One of the most direct ways in which music captivates and connects people is through movement. Some rhythms make us tap our feet in time with the beat almost automatically or inspire us to dance with others. My research at the Center for Music in the Brain in Aarhus, Denmark focuses on the interactions between auditory and motor areas of the brain that enable us to translate rhythm into movement. On a more socio-psychological level, I investigate the prosocial consequences of moving to music with others.
Rhythm in the Brain and in Social Interactions
In previous studies, we used EEG to examine the role of neural oscillations in the perception and interpretation of musical rhythms. By using TMS and EMG, we additionally demonstrated that the motor system is involved in rhythm perception even when we are not actively moving. Our current aim is to combine both methods in a longitudinal study to understand how enculturation affects rhythm-related neural oscillations and motor system activity.
One reason why our brains are capable of translating music into movement might be that moving together to the same rhythm strengthens social bonding.
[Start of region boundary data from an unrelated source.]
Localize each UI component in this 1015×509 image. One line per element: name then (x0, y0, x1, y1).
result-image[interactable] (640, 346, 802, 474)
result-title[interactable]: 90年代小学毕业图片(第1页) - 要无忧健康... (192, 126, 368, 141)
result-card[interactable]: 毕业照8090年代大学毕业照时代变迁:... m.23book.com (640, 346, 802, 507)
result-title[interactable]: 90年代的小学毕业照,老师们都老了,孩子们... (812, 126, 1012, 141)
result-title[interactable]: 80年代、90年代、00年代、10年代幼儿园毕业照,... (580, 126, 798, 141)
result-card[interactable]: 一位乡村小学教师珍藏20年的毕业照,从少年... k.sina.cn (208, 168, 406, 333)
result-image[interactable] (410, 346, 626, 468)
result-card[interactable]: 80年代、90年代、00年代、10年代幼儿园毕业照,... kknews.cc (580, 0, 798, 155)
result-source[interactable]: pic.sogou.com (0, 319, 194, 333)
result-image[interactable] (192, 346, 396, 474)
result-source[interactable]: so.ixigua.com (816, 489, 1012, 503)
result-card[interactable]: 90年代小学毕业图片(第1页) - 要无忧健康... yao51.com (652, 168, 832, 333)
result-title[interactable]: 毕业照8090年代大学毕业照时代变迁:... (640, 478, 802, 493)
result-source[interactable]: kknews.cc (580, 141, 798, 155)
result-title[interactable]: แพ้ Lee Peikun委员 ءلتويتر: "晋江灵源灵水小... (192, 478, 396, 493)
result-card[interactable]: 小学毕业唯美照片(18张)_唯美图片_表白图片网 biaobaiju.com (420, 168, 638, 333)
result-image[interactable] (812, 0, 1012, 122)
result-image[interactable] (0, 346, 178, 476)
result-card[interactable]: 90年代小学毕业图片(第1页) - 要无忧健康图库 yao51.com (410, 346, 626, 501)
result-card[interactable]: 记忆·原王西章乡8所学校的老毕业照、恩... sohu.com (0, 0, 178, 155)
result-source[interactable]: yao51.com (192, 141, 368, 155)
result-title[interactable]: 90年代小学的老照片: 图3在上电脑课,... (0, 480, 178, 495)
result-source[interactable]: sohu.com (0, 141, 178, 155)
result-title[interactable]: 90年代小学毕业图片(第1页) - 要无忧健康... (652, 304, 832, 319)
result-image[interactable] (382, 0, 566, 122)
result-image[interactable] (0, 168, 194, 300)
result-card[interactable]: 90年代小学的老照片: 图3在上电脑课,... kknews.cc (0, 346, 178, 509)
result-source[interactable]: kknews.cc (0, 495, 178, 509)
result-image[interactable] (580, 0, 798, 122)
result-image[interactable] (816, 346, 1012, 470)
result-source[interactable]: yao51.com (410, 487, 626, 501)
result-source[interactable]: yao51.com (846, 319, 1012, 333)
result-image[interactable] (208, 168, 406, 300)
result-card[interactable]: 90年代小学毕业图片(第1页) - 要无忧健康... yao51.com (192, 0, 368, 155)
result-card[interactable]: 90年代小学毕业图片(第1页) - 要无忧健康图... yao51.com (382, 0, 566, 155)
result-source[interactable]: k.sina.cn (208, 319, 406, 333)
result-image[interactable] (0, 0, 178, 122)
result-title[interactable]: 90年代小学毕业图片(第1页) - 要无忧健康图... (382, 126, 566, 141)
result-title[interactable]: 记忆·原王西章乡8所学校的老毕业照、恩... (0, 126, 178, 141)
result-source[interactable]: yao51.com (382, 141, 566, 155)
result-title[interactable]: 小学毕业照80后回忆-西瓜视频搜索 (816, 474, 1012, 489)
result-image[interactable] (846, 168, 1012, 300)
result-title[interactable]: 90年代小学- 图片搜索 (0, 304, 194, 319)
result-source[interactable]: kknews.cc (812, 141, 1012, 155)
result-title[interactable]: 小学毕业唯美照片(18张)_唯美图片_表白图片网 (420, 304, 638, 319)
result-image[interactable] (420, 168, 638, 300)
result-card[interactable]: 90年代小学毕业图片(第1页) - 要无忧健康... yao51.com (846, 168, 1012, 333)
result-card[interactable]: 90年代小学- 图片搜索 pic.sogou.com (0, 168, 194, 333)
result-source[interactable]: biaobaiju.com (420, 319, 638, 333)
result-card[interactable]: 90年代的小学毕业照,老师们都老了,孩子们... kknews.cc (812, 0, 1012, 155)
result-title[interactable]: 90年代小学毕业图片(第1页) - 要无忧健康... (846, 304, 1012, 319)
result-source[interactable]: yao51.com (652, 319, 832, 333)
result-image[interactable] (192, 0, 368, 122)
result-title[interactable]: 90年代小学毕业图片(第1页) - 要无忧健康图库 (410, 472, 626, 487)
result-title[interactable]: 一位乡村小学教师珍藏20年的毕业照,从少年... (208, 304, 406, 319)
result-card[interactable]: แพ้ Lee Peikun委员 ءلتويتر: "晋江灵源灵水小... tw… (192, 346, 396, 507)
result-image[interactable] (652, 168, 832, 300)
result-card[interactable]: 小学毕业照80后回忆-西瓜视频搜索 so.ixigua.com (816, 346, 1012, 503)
In a recent publication combining data collected at the University of Graz and the Center for Music in the Brain, we showed that the unique context provided by music can strengthen social bonds. Our findings indicate that individual musical preferences might be more relevant for the influence of movement synchrony on social bonding than cultural familiarity with music.
Of course, the corona pandemic complicates data collection but fortunately, some of my research can be done online. The FWF reacted quickly and reliably to the pandemic and I am confident that the flexible support ensures a positive outcome of Schrödinger projects all over the world.
Center for Music in the Brain
During my PhD in Psychology at the University of Graz, the combination of neuroscience and musicology was quite unusual. Here in Aarhus, I am surrounded by an interdisciplinary group of musicologists, psychologists, neuroscientists, linguists and biologists who are all trained or interested in music. The versatile environment and infrastructure enable me to draw on experience in various fields of neuroscience and music, learn new research methods, and form new collaborations.
Living in Aarhus
The stark contrast between Danish winters and summers was something I had to get used to. The dark winter makes people stay in their cozy homes, whereas the bright summer makes people come out of their hygge* hibernation. As soon as the sun is out people make sure to catch every ray of sunshine—in cafes, at the beach, or in parks and gardens. I enjoy both sides, especially since I made my apartment very hyggelig.
One of the things I miss are the Austrian mountains and outdoor rope climbing. However, I found a fantastic climbing club with open and friendly people. Being based on self-organized volunteer work the club’s motto is “Initiativet har magten” which can be translated as “The initiative has power”. Inspired by this motto, I joined the club’s route setter team and learned how to transform plastic holds in a box into a climbing route on the wall. Comparable to research, creating a climbing route requires training, trial and error testing, creativity, technical skills, and feedback. “Initiativet har magten” also applies to research.
* The Danish word “hygge” can be defined as “mood of coziness and comfortable conviviality with feelings of wellness and contentment” and can be used to describe a core part of Danish culture (Wikipedia).